Ein Beratungsgespräch im Jobcenter
Ein Beratungsgespräch in einem Jobcenter. Bildrechte: picture alliance/dpa | Jens Kalaene

Bürgergeld Jobcenter rechnen mit Einschnitten bei Förderung von Arbeitslosen

09. August 2024, 09:16 Uhr

Die Bundesregierung will 2025 deutlich weniger Geld zur Förderung von Arbeitslosen ausgeben. Jobcenter gehen von drastischen Kürzungen aus – auch in Mitteldeutschland. Dabei sollte die Bürgergeld-Reform gerade Langzeitarbeitslosen neue Chancen bieten.
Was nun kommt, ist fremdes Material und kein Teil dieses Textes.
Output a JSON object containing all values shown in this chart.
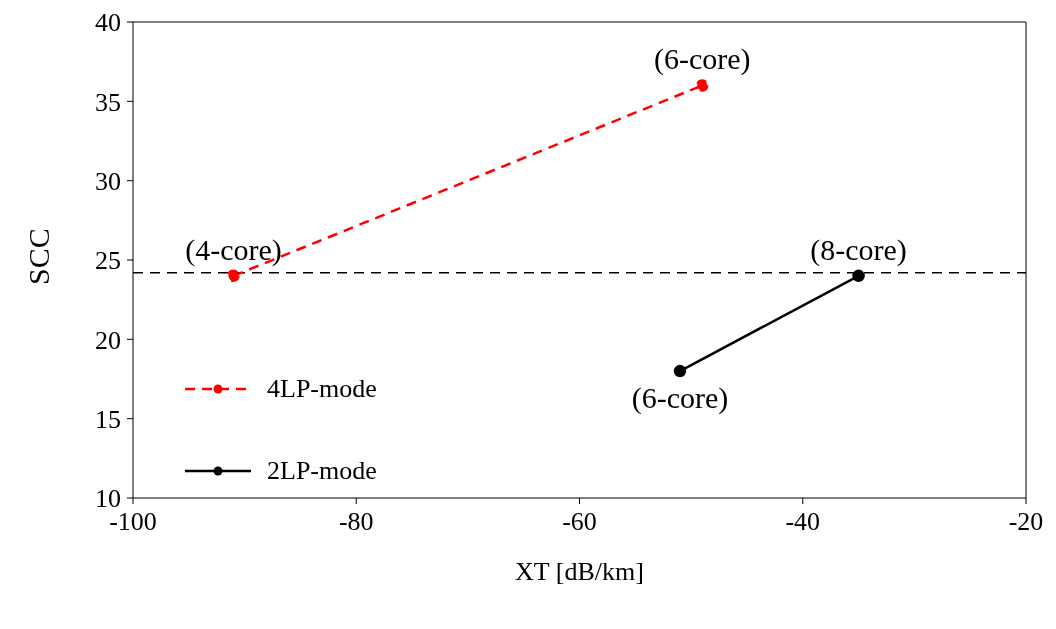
{
  "chart_data": {
    "type": "line",
    "xlabel": "XT [dB/km]",
    "ylabel": "SCC",
    "xlim": [
      -100,
      -20
    ],
    "xticks": [
      -100,
      -80,
      -60,
      -40,
      -20
    ],
    "ylim": [
      10,
      40
    ],
    "yticks": [
      10,
      15,
      20,
      25,
      30,
      35,
      40
    ],
    "grid": false,
    "legend": "left",
    "marker": "circle",
    "series": [
      {
        "name": "4LP-mode",
        "color": "#ff0000",
        "line_style": "dashed",
        "x": [
          -91,
          -49
        ],
        "values": [
          24,
          36
        ]
      },
      {
        "name": "2LP-mode",
        "color": "#000000",
        "line_style": "solid",
        "x": [
          -51,
          -35
        ],
        "values": [
          18,
          24
        ]
      }
    ],
    "ref_lines": [
      {
        "axis": "y",
        "value": 24.2,
        "color": "#000000",
        "line_style": "dashed"
      }
    ],
    "annotations": [
      {
        "text": "(4-core)",
        "x": -91,
        "y": 24
      },
      {
        "text": "(6-core)",
        "x": -49,
        "y": 36
      },
      {
        "text": "(8-core)",
        "x": -35,
        "y": 24
      },
      {
        "text": "(6-core)",
        "x": -51,
        "y": 18
      }
    ]
  }
}
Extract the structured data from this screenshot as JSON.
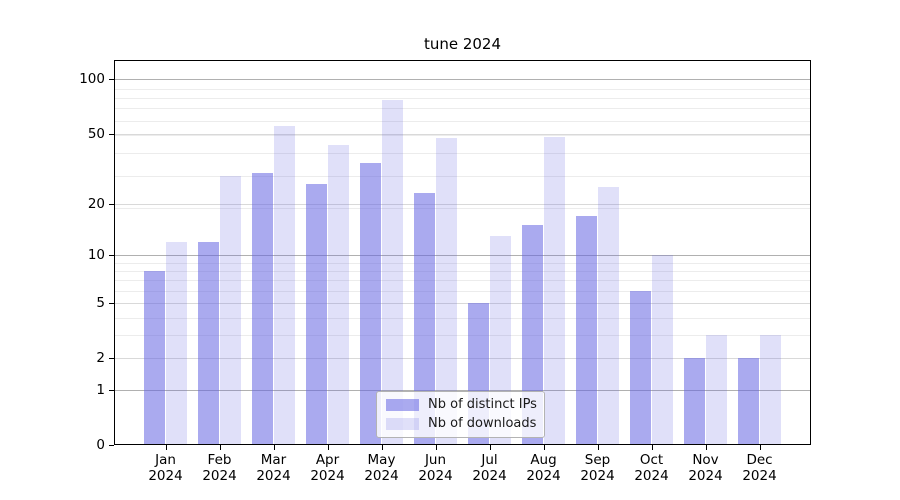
{
  "chart_data": {
    "type": "bar",
    "title": "tune 2024",
    "y_scale": "log1p",
    "ylim": [
      0,
      128
    ],
    "y_ticks": [
      0,
      1,
      2,
      5,
      10,
      20,
      50,
      100
    ],
    "y_minor_gridlines": [
      3,
      4,
      6,
      7,
      8,
      9,
      19,
      29,
      39,
      49,
      59,
      69,
      79,
      89
    ],
    "grid": true,
    "categories": [
      "Jan 2024",
      "Feb 2024",
      "Mar 2024",
      "Apr 2024",
      "May 2024",
      "Jun 2024",
      "Jul 2024",
      "Aug 2024",
      "Sep 2024",
      "Oct 2024",
      "Nov 2024",
      "Dec 2024"
    ],
    "series": [
      {
        "name": "Nb of distinct IPs",
        "color": "rgba(100,100,225,0.55)",
        "values": [
          8,
          12,
          30,
          26,
          34,
          23,
          5,
          15,
          17,
          6,
          2,
          2
        ]
      },
      {
        "name": "Nb of downloads",
        "color": "rgba(100,100,225,0.20)",
        "values": [
          12,
          29,
          55,
          43,
          77,
          47,
          13,
          48,
          25,
          10,
          3,
          3
        ]
      }
    ],
    "legend_position": "lower center",
    "axis_color": "#000000",
    "grid_color_major": "#b0b0b0",
    "grid_color_minor": "#ececec"
  }
}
Für die Förderung und Wiedereingliederung von Arbeitslosen steht im kommenden Jahr voraussichtlich deutlich weniger Geld zur Verfügung. "Auf Basis des aktuellen Haushaltsentwurfs müssen wir mit einer Kürzung von rund 30 Prozent rechnen", sagt der Werkleiter des Jobcenters in Jena, Matthias Welsch, im Gespräch mit MDR AKTUELL. Allein in Jena stehen damit schätzungsweise 1,4 Millionen Euro weniger zur Verfügung, um beispielsweise Arbeitsgelegenheiten (AGH) oder Zuschüsse an Arbeitgeber für die Eingliederung Langzeitarbeitsloser zu bezahlen. "In der Konsequenz müssen wir ab einem gewissen Zeitpunkt Maßnahmen stoppen. Wer dann etwa Mitte des Jahres zu uns kommt, erhält vielleicht nur noch eine Beratung, aber keine Förderung mehr", sagt Welsch.

Auch andere Jobcenter erwarten Einschnitte

Andere angefragte Jobcenter in Sachsen, Sachsen-Anhalt und Thüringen erwarten, im kommenden Jahr mit weniger Mitteln auskommen zu müssen. "Wir erwarten Kürzungen und berechnen anhand mitgeteilter Prognosen verschiedene Szenarien für das Jahr 2025", teilte etwa das Jobcenter in Leipzig mit. Erst wenn der Bundeshaushalt für 2025 tatsächlich beschlossen sei, könne die Frage nach Konsequenzen für die Eingliederungsmaßnahmen seriös beantwortet werden.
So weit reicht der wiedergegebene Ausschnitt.